“She’s been wonderful,” said Jenny, “but I think she’s breaking a bit now.”
“And Vera?”
Vera had not been wonderful. It is difficult to be wonderful when your husband has killed himself because he loved another woman and you did not die in childbirth to let him marry her.
“It’s dreadful,” moaned Jenny. Then suddenly she wondered if Gervase knew the worst. There was a look of bright peace in his eyes which seemed to show that he was facing sorrow without humiliation or fear.

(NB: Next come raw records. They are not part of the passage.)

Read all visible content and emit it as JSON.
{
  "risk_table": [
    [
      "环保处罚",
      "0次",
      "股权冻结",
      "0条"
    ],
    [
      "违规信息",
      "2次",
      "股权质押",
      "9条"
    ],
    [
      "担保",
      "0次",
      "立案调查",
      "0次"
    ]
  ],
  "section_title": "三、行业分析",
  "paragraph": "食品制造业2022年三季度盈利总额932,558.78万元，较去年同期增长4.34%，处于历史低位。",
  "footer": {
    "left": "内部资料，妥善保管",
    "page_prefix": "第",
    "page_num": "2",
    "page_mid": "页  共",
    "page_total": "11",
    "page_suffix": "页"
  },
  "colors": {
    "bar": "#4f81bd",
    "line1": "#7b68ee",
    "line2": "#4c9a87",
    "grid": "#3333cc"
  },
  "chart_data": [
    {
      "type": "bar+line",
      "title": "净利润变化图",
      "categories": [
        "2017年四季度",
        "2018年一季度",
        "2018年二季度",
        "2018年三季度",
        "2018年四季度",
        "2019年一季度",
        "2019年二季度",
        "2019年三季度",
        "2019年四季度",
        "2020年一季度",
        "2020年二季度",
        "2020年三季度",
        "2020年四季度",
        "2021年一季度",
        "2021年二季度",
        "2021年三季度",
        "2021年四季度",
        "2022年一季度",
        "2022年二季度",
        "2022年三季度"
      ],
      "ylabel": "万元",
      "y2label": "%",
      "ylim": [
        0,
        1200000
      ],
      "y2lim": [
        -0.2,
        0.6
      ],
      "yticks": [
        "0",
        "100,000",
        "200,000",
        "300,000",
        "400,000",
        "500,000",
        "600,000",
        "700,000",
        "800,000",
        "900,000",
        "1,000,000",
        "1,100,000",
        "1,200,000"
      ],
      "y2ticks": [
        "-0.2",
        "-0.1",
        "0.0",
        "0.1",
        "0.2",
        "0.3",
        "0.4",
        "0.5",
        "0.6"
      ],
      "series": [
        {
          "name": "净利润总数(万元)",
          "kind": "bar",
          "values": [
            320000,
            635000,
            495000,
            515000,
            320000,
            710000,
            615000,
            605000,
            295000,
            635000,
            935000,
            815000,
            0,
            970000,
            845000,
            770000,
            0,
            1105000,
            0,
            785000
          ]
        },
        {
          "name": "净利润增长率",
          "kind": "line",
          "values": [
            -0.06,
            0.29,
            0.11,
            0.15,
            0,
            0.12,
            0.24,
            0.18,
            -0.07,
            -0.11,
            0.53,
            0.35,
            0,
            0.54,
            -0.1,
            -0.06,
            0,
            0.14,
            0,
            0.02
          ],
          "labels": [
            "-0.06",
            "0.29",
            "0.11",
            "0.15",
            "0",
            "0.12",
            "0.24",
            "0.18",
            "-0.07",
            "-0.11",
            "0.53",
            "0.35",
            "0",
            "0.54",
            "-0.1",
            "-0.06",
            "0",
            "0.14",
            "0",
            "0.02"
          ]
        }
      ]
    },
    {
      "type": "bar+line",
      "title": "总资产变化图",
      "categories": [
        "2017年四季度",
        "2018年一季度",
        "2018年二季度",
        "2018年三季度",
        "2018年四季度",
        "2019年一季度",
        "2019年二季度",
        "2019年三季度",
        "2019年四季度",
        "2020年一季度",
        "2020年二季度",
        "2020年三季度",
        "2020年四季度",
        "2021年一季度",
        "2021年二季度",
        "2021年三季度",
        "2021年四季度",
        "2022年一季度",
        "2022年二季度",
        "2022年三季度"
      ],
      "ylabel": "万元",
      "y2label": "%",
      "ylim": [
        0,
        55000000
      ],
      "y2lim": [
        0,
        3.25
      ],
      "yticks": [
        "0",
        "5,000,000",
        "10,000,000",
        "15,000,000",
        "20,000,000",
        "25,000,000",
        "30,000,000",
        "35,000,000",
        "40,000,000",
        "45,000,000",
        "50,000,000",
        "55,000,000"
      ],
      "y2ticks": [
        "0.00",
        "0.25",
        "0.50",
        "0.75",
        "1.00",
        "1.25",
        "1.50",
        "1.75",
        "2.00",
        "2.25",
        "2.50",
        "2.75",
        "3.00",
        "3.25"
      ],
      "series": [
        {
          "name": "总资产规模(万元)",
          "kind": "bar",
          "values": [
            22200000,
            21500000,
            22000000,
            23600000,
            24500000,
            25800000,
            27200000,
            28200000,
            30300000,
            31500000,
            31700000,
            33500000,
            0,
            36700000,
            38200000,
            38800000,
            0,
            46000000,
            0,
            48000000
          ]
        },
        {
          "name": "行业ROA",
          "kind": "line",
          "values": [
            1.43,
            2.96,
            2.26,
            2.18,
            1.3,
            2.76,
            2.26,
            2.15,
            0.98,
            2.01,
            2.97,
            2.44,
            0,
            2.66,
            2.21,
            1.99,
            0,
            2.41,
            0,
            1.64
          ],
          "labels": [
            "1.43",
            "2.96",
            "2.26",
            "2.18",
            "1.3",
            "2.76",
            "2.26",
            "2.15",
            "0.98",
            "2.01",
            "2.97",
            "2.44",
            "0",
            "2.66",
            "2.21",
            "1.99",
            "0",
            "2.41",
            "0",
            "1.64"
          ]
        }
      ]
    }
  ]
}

“Did Dr. Mount tell you that—tell you exactly how Peter died?”
“He told me he had been killed accidentally out shooting. He gave me no details—he couldn’t wait more than a minute.”
“Oh, my dear, it was much worse than that....”
She saw that once again she would have to “break it” to somebody. It was easier telling Gervase than it had been to tell the others, for he did not cry out or protest, but when she had finished she saw that his eyes had lost their bright peace.
Doris was sobbing again, uncontrollably.
“The two of them gone—first Peter and then Father. To think that Peter should have gone first.... Thank God Father didn’t know! He didn’t know anybody, Gervase—the last person he recognised was me. That will always be a comfort to me, though it was so dreadful.... I went into the library, and found him all huddled there, alone ... and I said ‘Are you ill, Father?’—and he said ‘Get out’—and now, Gervase, you’re the head of the family—you’re Sir Gervase Alard.”